Two clinical trials have been undertaken comparing treating some patients with belimumab compared to patients on ‘standard’ therapies. BLISS-76 studied 819 patients from mainly from North America and EU countries with a small number from South America and lasted for 76 weeks. BLISS-52 studied 865 patients from mainly from Asia Pacific, Latin America and a small number from EU countries, and lasted for 52 weeks. Patients were selected to receive either 1mg or 10mg per kg of weight or to receive placebo. The drug did meet its endpoints in these trials though the benefit compared to those patients given a placebo together with the steroids and immunosuppressive drugs which all of the patients were taking, was modest.

NICE conducted meetings during 2011 for an appraisal for the therapy at which they considered evidence submitted by a number of organisations such as the British Society of Rheumatologists, British Renal Society, British Association of Dermatologists, Primary Care Rheumatology Society, Royal College of Nursing, Royal College of Physicians, British Health Professionals in Rheumatology and LUPUS UK. During the 2nd meeting Professor David Isenberg (UCL), Dr Liz Lightstone (Hammersmith hospital), Johanna Taylor (Pharmacist, Bolton PCT and NHS Commissioning expert), Jane and Chris from LUPUS UK were interviewed by the Committee following submitting written evidence to the Committee on specific questions.

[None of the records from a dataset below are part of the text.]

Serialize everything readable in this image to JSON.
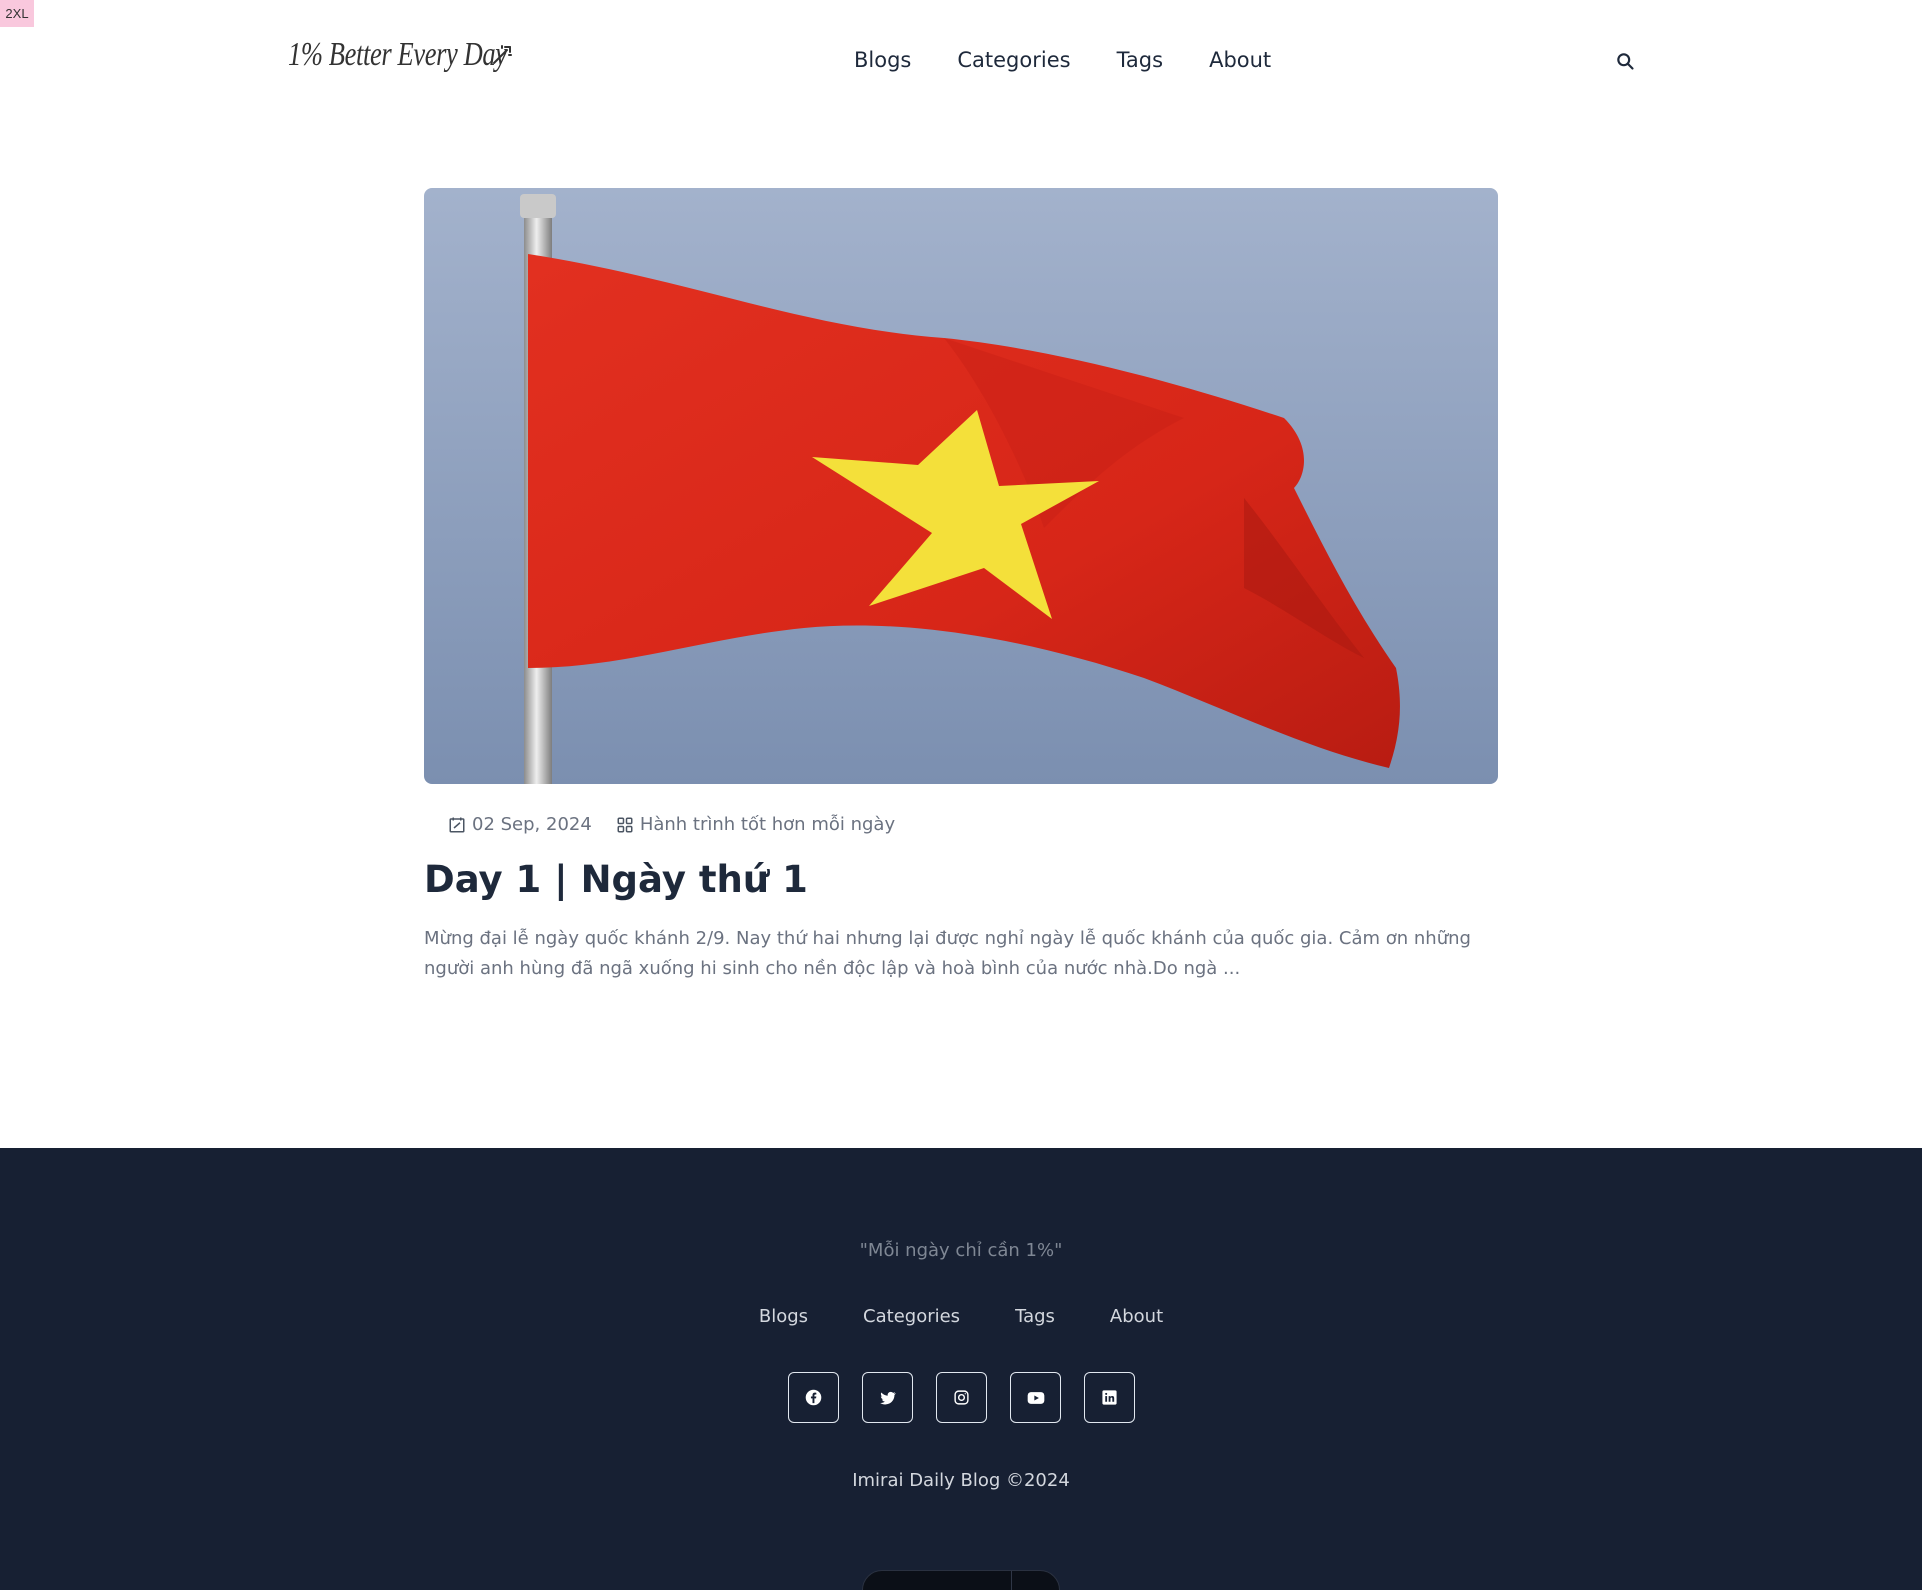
{
  "breakpoint_badge": "2XL",
  "header": {
    "logo_text": "1% Better Every Day",
    "logo_icon": "magic-wand-icon",
    "nav": [
      "Blogs",
      "Categories",
      "Tags",
      "About"
    ],
    "search_icon": "search-icon"
  },
  "post": {
    "image_alt": "Vietnam flag",
    "date": "02 Sep, 2024",
    "category": "Hành trình tốt hơn mỗi ngày",
    "title": "Day 1 | Ngày thứ 1",
    "excerpt": "Mừng đại lễ ngày quốc khánh 2/9. Nay thứ hai nhưng lại được nghỉ ngày lễ quốc khánh của quốc gia. Cảm ơn những người anh hùng đã ngã xuống hi sinh cho nền độc lập và hoà bình của nước nhà.Do ngà ..."
  },
  "footer": {
    "quote": "\"Mỗi ngày chỉ cần 1%\"",
    "nav": [
      "Blogs",
      "Categories",
      "Tags",
      "About"
    ],
    "socials": [
      "facebook-icon",
      "twitter-icon",
      "instagram-icon",
      "youtube-icon",
      "linkedin-icon"
    ],
    "copyright": "Imirai Daily Blog ©2024"
  },
  "colors": {
    "footer_bg": "#172033",
    "text_dark": "#1e293b",
    "text_muted": "#6b7280",
    "flag_red": "#d8281c",
    "flag_star": "#f4e03a",
    "sky": "#8fa3c0"
  }
}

They were all asked to leave before sensitive discussions on the costing of the drug and commercial information was discussed. The drug manufacturers GlaxoSmithKline attended the second meeting:  their contribution was only at the invitation of the Committee chair to clarify specific issues and comment on factual accuracy.

NICE’s Preliminary Response

The preliminary response by NICE is not to recommend belimumab for use within the NHS. They considered the evidence on the nature of active autoantibody-positive SLE and the value placed on the benefits of belimumab by people with the condition, those who represent them and clinical specialists. It also took into account the effective use of NHS resources. The committee ‘considered the evidence from the clinical trials and concluded that currently the effect of belimumab on the full range of manifestations of SLE was uncertain’. They concluded that ‘there are no reliable data to show the relative efficacy of belimumab compared with rituximab’ and ‘that there was no sound case presented to it on the cost effectiveness of belimumab compared with rituximab’. The committee was aware of a potential equalities issue relating to the lower response rates observed in the clinical trials for the subgroup of black patients, but concluded that its recommendations did not limit access to the technology for any specific group, compared with other groups.

A Public consultation period finished on October 21st. A final decision will be made by NICE at the end of November.

LUPUS UK, the British Society for Rheumatology and other interested parties are going to be appealing for this adverse decision to be reversed.